Près de 8.000 personnes ont été reconnues victimes du régime d'Hissène Habré qui a dirigé le Tchad de 1982 à 1990. La justice a condamné, pour viols et crimes contre l'humanité, l'ancien dictateur tchadien à la prison à vie et à indemniser à hauteur de près de 125 millions d'euros (82 milliards de francs CFA) ces victimes. Cette condamnation a été confirmée en appel en 2017. Le jugement ordonnait la création d'un fonds fiduciaire spécial géré par l'Union africaine pour procéder aux indemnisations. La justice a ordonné aussi à l'Etat tchadien de verser des réparations.

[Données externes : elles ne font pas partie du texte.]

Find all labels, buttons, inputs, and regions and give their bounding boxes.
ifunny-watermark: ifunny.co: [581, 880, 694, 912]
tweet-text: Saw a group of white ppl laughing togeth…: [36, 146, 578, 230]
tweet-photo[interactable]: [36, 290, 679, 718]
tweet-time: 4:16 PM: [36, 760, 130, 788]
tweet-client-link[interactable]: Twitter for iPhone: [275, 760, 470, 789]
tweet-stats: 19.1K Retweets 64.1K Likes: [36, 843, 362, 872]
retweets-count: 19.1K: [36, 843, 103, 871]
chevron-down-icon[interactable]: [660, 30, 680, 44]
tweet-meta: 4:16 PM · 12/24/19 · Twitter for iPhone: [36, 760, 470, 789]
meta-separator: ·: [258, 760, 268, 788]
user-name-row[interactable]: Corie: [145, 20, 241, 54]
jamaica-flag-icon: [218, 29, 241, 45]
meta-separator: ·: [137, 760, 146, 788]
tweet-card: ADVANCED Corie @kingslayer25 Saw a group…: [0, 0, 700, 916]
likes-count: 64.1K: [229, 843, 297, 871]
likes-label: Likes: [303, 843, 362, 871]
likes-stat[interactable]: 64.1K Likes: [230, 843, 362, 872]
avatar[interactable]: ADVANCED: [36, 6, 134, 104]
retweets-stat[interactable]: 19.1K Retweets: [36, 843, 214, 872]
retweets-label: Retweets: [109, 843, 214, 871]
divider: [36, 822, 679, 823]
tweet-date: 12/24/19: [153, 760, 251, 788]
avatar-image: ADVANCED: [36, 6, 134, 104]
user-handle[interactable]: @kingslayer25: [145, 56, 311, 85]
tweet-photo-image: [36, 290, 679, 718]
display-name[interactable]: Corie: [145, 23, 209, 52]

Mais cinq ans plus tard, en dépit des appels répétés à l'Union africaine et aux autorités tchadiennes, et malgré le regain d'intérêt pour l'affaire au moment du décès d'Hissène Habré, en août 2021, "aucune victime n'a reçu un seul centime", pour citer un de leurs avocats. C'est donc pour comprendre pourquoi ces dédommagements sont au point mort que Sandrine Blanchard a joint Reed Brody, de la Commission internationale de juristes qui travaille depuis vingt ans aux côtés des victimes d'Hissène Habré.

Interview avec Reed Brody

Reed Brody : En fait, l'Union africaine avait déjà alloué 5 millions de dollars au fonds fiduciaire, mais il n'est toujours pas opérationnel. En septembre de l'année passée, à la suite de la mort d'Hissène Habré et d'un regain d'intérêt international pour le sort des victimes,   l'Union africaine a dépêché une délégation au Tchad où elle a pris possession d'un bâtiment destiné au fonds, ce qu'elle a décrit comme un tournant décisif dans le processus de réparation.

Lire aussi : Le courage de la Tchadienne Jacqueline Moudeina

A cette époque, l'Union africaine a indiqué que la Commission de l'Union africaine travaillait à rendre opérationnel ce fonds dans les meilleurs délais. Mais depuis septembre et depuis l'arrivée de Macky Sall, rien. Il est pourtant un héros pour les victimes parce que c'est lui qui a permis que puisse être organisé au Sénégal le procès historique. Donc les victimes comptent beaucoup sur Macky Sall comme il connaît la question. Mais il n'y a pas eu de mission de suivi au Tchad et ce fonds n'a toujours pas débuté ses activités.

DW: Il y a eu aussi un changement à la tête du Tchad, suite à la mort d'Idriss Déby Itno. Est-ce qu'il y a des changements maintenant que c'est Mahamat Idriss Déby qui est au pouvoir?

Reed Brody : Non. Enfin, les victimes ont rencontré les autorités, et même le président, et celles-ci ont accepté de payer les arriérés de loyer de la fondation de l'association des victimes. Mais en six ans, le gouvernement tchadien non plus n'a pas procédé à la moindre restitution. Le gouvernement [tchadien]se cache toujours derrière l'Union africaine. Ils disent : "Quand le Fonds de l'Union africaine sera mis en place, nous y contribuerons". Mais le gouvernement ne peut pas échapper à ses responsabilités en désignant l'Union africaine, donc, des deux côtés : rien pour les victimes.

NDLR : Contactée par notre rédaction, la Commission de l’Union africaine n’a pas répondu à nos sollicitations.